Conceptual design and feasibility assessment of photoreactors for solar energy storage

The experimental results of testing with different irradiation power are compared and used as a basis for the feasibility assessment and conceptual design of a photoreforming reactor. The highest H2 productivity (0.276 mol H2/h kgcat) was achieved with 1 g/L of 1 wt% Au/TiO2 P25 catalyst by using a 113 W/m2 UVA irradiation. Insufficient hydrogen productivity for practical deployment was achieved, following reactor design. However, the comparison with the state of the art evidenced that also the energy storage potential of the literature photocatalysts do not allow a short term feasibility of the proposed technology.
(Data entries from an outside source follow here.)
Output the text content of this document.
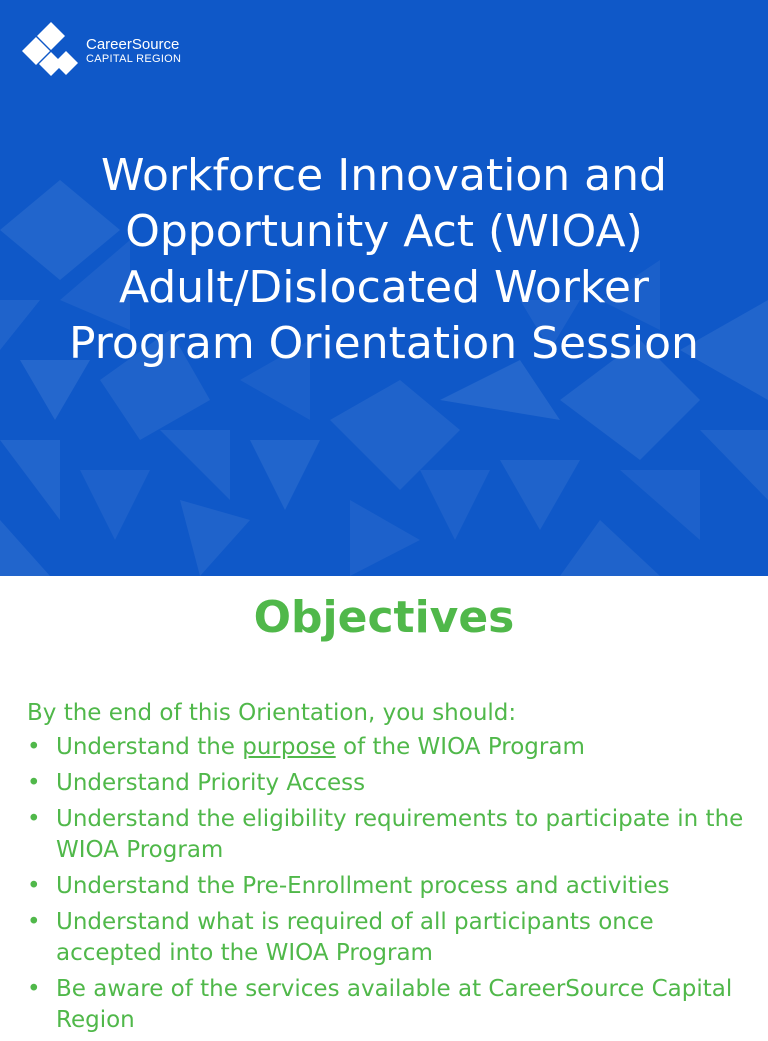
CareerSource
CAPITAL REGION
Workforce Innovation and
Opportunity Act (WIOA)
Adult/Dislocated Worker
Program Orientation Session
Objectives

By the end of this Orientation, you should:

• Understand the purpose of the WIOA Program
• Understand Priority Access
• Understand the eligibility requirements to participate in the WIOA Program
• Understand the Pre-Enrollment process and activities
• Understand what is required of all participants once accepted into the WIOA Program
• Be aware of the services available at CareerSource Capital Region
The potential productivity of hydrogen, as well as solar energy storage efficiency are discussed both for the present experimental values and for the best results in the literature. On the other hand, solar energy can be used to artificially fix CO2, e.g. captured and stored from combustion processes that can be converted back to chemicals or regenerated fuels. The production of H2, HCOOH, HCHO and CH3OH by photoreduction of CO2 has been evaluated as for daily production potential. CO2 photoconversion to formaldehyde can be envisaged as solar energy storage mean with 13.3% efficiency, whereas for the other products the solar energy storage efficiency was below 1%.